Slices_RecordingStartTime

• Type : Real value
• This variable sets the time threshold from which the record of instantaneous fields begins. It must be used along with the next variable “Slices_TimeRecordingRate”. This value is defined in time unit.

Slices_StartTimeIterationRecording

• Type : Integer value
• This variable sets the time-iteration threshold from which the record of instantaneous fields on slices begins. It must be used along with the next variable “Slices_TimeIterationRecordingRate”. This value is defined in time-iteration unit (number of time steps).

Slices_TimeIterationRecordingRate

• Type : Integer value
• This variable defines the recording rate, in time-iteration units , of instantaneous fields on slices. For instance, when “Slices_TimeIterationRecordingRate=100” a file is created at every 100 time steps from the threshold provided by the variable “Slices_StartTimeIterationRecording”.
  

Slices_RecordingReset

• Type : Boolean value. The default value is .false.
• When this variable is set to “.true.”, the ID number of file 'xxxxxxx' is set to zero for the next simulation. This is useful for resetting the file numbering when a simulation is split into several successive parts.

SpaceAveragedFields_RecordingStartTime

• Type : Real value
• This variable sets the time threshold from which the record of space-averaged fields begins. It must be used along with the next variable “SpaceAveragedFields_TimeRecordingRate”. This value is defined in time unit.

SpaceAveragedFields_StartTimeIterationRecording

• Type : Integer value
• This variable sets the time-iteration threshold from which the record of space-averaged fields begins. It must be used along with the next variable “SpaceAveragedFields_TimeIterationRecordingRate”. This value is defined in time-iteration unit (number of time steps).

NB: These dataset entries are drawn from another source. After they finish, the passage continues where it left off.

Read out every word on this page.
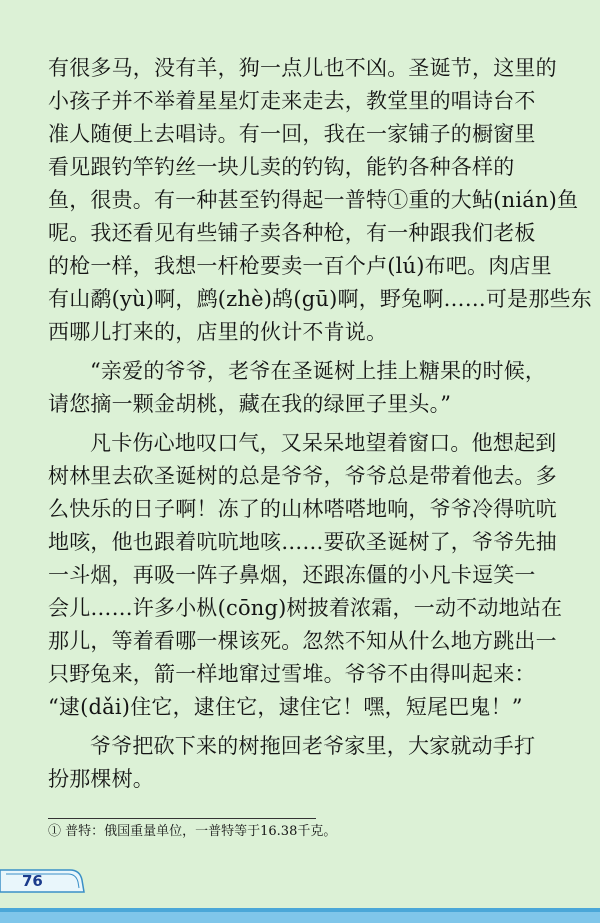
有很多马，没有羊，狗一点儿也不凶。圣诞节，这里的
小孩子并不举着星星灯走来走去，教堂里的唱诗台不
准人随便上去唱诗。有一回，我在一家铺子的橱窗里
看见跟钓竿钓丝一块儿卖的钓钩，能钓各种各样的
鱼，很贵。有一种甚至钓得起一普特①重的大鲇(nián)鱼
呢。我还看见有些铺子卖各种枪，有一种跟我们老板
的枪一样，我想一杆枪要卖一百个卢(lú)布吧。肉店里
有山鹬(yù)啊，鹧(zhè)鸪(gū)啊，野兔啊……可是那些东
西哪儿打来的，店里的伙计不肯说。
“亲爱的爷爷，老爷在圣诞树上挂上糖果的时候，
请您摘一颗金胡桃，藏在我的绿匣子里头。”
凡卡伤心地叹口气，又呆呆地望着窗口。他想起到
树林里去砍圣诞树的总是爷爷，爷爷总是带着他去。多
么快乐的日子啊！冻了的山林嗒嗒地响，爷爷冷得吭吭
地咳，他也跟着吭吭地咳……要砍圣诞树了，爷爷先抽
一斗烟，再吸一阵子鼻烟，还跟冻僵的小凡卡逗笑一
会儿……许多小枞(cōng)树披着浓霜，一动不动地站在
那儿，等着看哪一棵该死。忽然不知从什么地方跳出一
只野兔来，箭一样地窜过雪堆。爷爷不由得叫起来：
“逮(dǎi)住它，逮住它，逮住它！嘿，短尾巴鬼！”
爷爷把砍下来的树拖回老爷家里，大家就动手打
扮那棵树。
① 普特：俄国重量单位，一普特等于16.38千克。
76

SpaceAveragedFields_TimeIterationRecordingRate

• Type : Integer value
• This variable defines the recording rate, in time-iteration units , of instantaneous fields on slices. For instance, when “SpaceAveragedFields_TimeIterationRecordingRate=100” a file is created at every 100 time steps from the threshold provided by the variable “SpaceAveragedFields_StartTimeIterationRecording”.
  

SpaceAveragedFields_RecordingReset

• Type : Boolean value. The default value is .false.
• When this variable is set to “.true.”, the ID number of file 'xxxxxxx' is set to zero for the next simulation. This is useful for resetting the file numbering when a simulation is split into several successive parts.

Start_Time_For_Statistics

• Type : Real value
• Time from which the statistical fields are calculated.

Time_Range_Statistic_Calculation

• Type : Real value
• Time range over which statistical fields are calculated. When this time range has been covered, statistical fields are recorded in a file named rst_xxxxxxx_yyyyy.d ('yyyyy' is the subdomain number for simulations based on the MPI domain-decomposition approach, 'xxxxxxx' is the file number). If the simulation is not completed a new cycle of statistical calculation is initialized. The statistical quantities are defined with the namelist “Statistical_Fields_Listing”.

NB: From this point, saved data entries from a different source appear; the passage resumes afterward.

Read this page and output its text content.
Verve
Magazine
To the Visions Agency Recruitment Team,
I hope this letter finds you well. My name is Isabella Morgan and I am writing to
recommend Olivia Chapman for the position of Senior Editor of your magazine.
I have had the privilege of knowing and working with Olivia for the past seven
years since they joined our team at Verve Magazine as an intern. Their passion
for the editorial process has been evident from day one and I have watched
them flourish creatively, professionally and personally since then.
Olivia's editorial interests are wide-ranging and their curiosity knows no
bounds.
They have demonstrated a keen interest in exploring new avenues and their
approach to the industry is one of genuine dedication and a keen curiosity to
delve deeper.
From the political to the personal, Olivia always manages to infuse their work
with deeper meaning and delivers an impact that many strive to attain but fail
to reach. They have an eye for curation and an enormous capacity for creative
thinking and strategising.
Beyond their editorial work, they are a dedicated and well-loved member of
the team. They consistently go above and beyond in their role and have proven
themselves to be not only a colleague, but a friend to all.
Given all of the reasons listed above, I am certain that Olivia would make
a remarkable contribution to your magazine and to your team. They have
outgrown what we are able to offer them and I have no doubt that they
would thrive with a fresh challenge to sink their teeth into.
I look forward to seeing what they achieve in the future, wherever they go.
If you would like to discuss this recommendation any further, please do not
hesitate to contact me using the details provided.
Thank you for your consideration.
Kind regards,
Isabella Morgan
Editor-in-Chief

Probe_TimeIterationRecordingRate

• Type : Integer value
• This variable defines the recording rate, in time iteration unit (number of time steps), of time series from probes distributed over the domain (see the namelist “Probe_Location”). The physical quantities linked to the probe time-series are defined with the namelist “Probe_Quantities_Enabled”. For instance, when “Probe_TimeIterationRecordingRate=10”, a new value is added to probe time-series at every 10 time steps from the threshold defined with “Probe_StartTimeIterationRecording”).

Probe_StartTimeIterationRecording

• Type : Integer value
• This variable defines the threshold from which the probe time-series start (in time iteration unit)

Probe_RecordingReset

• Type : Boolean value. The default value is .false.
• When this variable is set to “.true.”, the recording procedure of probe time-series is reinitialized when the simulation runs again. the old time series files present in the work directory are removed and replaced by the ones created during the current simulation. In otherwise (.false.), the new data are added in the time-series files previously created.